Rio Tinto is progressing an innovative new technology to deliver low-carbon steel, using sustainable biomass in place of coking coal in the steelmaking process, in a potentially cost-effective option to cut industry carbon emissions.
Over the past decade, Rio Tinto has developed a laboratory-proven process that combines the use of raw, sustainable biomass with microwave technology to convert iron ore to metallic iron during the steelmaking process.
The patent-pending process, one of a number of avenues the company is pursuing to try to lower emissions in the steel value chain, is now being further tested in a small-scale pilot plant.
If this and larger-scale tests are successful, there is the potential over time for this technology to be scaled commercially to process Rio Tinto’s iron ore fines.

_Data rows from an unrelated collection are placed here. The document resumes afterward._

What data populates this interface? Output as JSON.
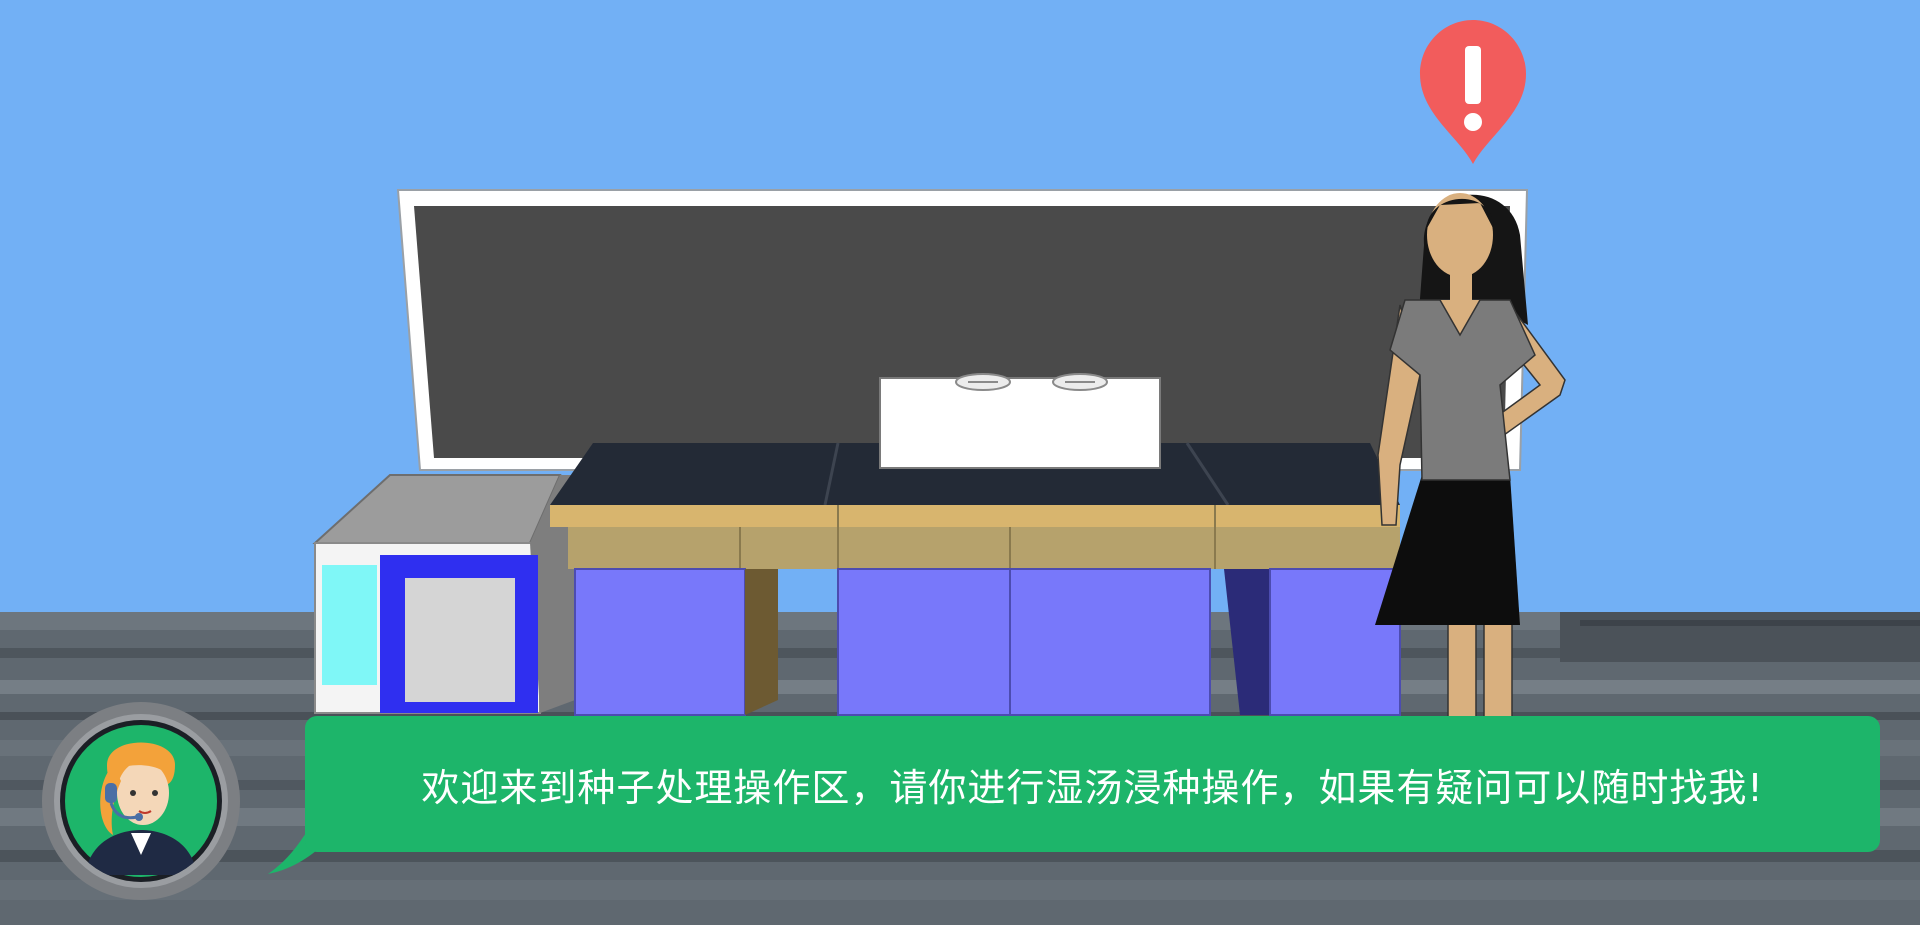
{
  "dialog": {
    "message": "欢迎来到种子处理操作区，请你进行湿汤浸种操作，如果有疑问可以随时找我!"
  },
  "npc": {
    "alert_icon": "exclamation-marker-icon"
  },
  "guide": {
    "avatar_icon": "headset-operator-avatar-icon"
  },
  "colors": {
    "sky": "#72b0f5",
    "bubble": "#1db56a",
    "alert": "#f25c5c",
    "board": "#4a4a4a",
    "cabinet": "#7878fa"
  }
}
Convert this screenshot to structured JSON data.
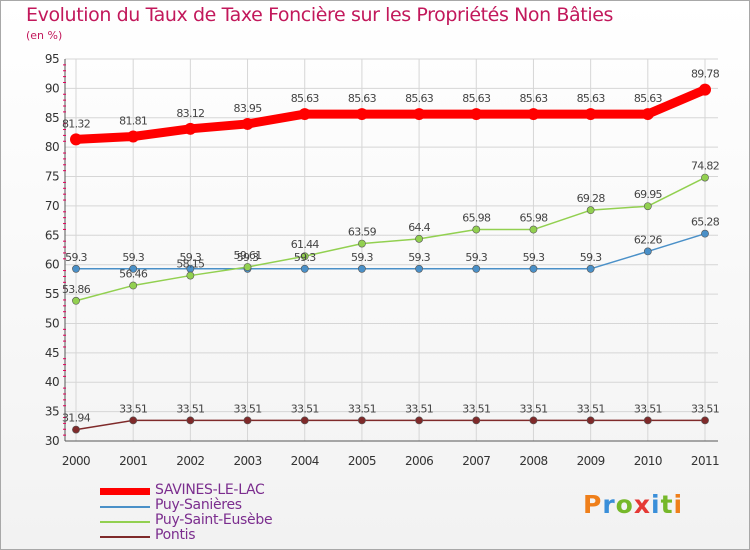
{
  "title": "Evolution du Taux de Taxe Foncière sur les Propriétés Non Bâties",
  "unit": "(en %)",
  "logo": {
    "text": "Proxiti",
    "letter_colors": [
      "#ef7f1a",
      "#3a8fd9",
      "#76b82a",
      "#e53935",
      "#3a8fd9",
      "#76b82a",
      "#ef7f1a"
    ]
  },
  "chart_data": {
    "type": "line",
    "title": "Evolution du Taux de Taxe Foncière sur les Propriétés Non Bâties",
    "ylabel": "(en %)",
    "xlabel": "",
    "ylim": [
      30,
      95
    ],
    "yticks": [
      30,
      35,
      40,
      45,
      50,
      55,
      60,
      65,
      70,
      75,
      80,
      85,
      90,
      95
    ],
    "grid": true,
    "x": [
      "2000",
      "2001",
      "2002",
      "2003",
      "2004",
      "2005",
      "2006",
      "2007",
      "2008",
      "2009",
      "2010",
      "2011"
    ],
    "series": [
      {
        "name": "SAVINES-LE-LAC",
        "color": "#ff0000",
        "bold": true,
        "values": [
          81.32,
          81.81,
          83.12,
          83.95,
          85.63,
          85.63,
          85.63,
          85.63,
          85.63,
          85.63,
          85.63,
          89.78
        ],
        "labels": [
          "81.32",
          "81.81",
          "83.12",
          "83.95",
          "85.63",
          "85.63",
          "85.63",
          "85.63",
          "85.63",
          "85.63",
          "85.63",
          "89.78"
        ]
      },
      {
        "name": "Puy-Sanières",
        "color": "#4a90c8",
        "values": [
          59.3,
          59.3,
          59.3,
          59.3,
          59.3,
          59.3,
          59.3,
          59.3,
          59.3,
          59.3,
          62.26,
          65.28
        ],
        "labels": [
          "59.3",
          "59.3",
          "59.3",
          "59.3",
          "59.3",
          "59.3",
          "59.3",
          "59.3",
          "59.3",
          "59.3",
          "62.26",
          "65.28"
        ]
      },
      {
        "name": "Puy-Saint-Eusèbe",
        "color": "#92d050",
        "values": [
          53.86,
          56.46,
          58.15,
          59.61,
          61.44,
          63.59,
          64.4,
          65.98,
          65.98,
          69.28,
          69.95,
          74.82
        ],
        "labels": [
          "53.86",
          "56.46",
          "58.15",
          "59.61",
          "61.44",
          "63.59",
          "64.4",
          "65.98",
          "65.98",
          "69.28",
          "69.95",
          "74.82"
        ]
      },
      {
        "name": "Pontis",
        "color": "#7f2a2a",
        "values": [
          31.94,
          33.51,
          33.51,
          33.51,
          33.51,
          33.51,
          33.51,
          33.51,
          33.51,
          33.51,
          33.51,
          33.51
        ],
        "labels": [
          "31.94",
          "33.51",
          "33.51",
          "33.51",
          "33.51",
          "33.51",
          "33.51",
          "33.51",
          "33.51",
          "33.51",
          "33.51",
          "33.51"
        ]
      }
    ]
  }
}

Rio Tinto Iron Ore Chief Executive Simon Trott said, “We are encouraged by early testing results of this new process, which could provide a cost-efficient way to produce low-carbon steel from our Pilbara iron ore.
“More than 70 per cent of Rio Tinto’s Scope 3 emissions are generated as customers process our iron ore into steel, which is critical for urbanisation and infrastructure development as the world’s economies decarbonise. So, while it’s still early days and there is a lot more research and other work to do, we are keen to explore further development of this technology.”
Rio Tinto’s process uses plant matter known as lignocellulosic biomass, instead of coal, primarily as a chemical reductant. The biomass is blended with iron ore and heated by a combination of gas released by the biomass and high efficiency microwaves that can be powered by renewable energy.
Rio Tinto researchers are working with the multi-disciplinary team in the University of Nottingham’s Microwave Process Engineering Group to further develop the process.
The University’s Head of Department, Chemical and Environmental Engineering, Professor Chris Dodds, said, “It is really exciting to have the opportunity to be part of a great team working on a technology that, if developed to commercial scale, has the potential to have a global impact through decarbonising key parts of the steel production process.”
The use of raw biomass in Rio Tinto’s process could also avoid the inefficiencies and associated costs of other biomass-based technologies that first convert the biomass into charcoal or biogas.
Lignocellulosic biomass includes agriculture by-products (i.e. wheat straw, corn stover, barley straw, sugar cane bagasse) and purpose-grown crops, which would be sustainable sources for the process.
Importantly, the process cannot use foods such as sugar or corn, and Rio Tinto would not use biomass sources that support logging of old-growth forests.
Simon Trott said, “We know there are complex issues related to biomass sourcing and use and there is a lot more work to do for this to be a genuinely sustainable solution for steelmaking. We will continue working with others to understand more about these concerns and the availability of sustainable biomass.”
If developed further, the technology would be accompanied by a robust and independently accredited certification process for sustainable sources of biomass.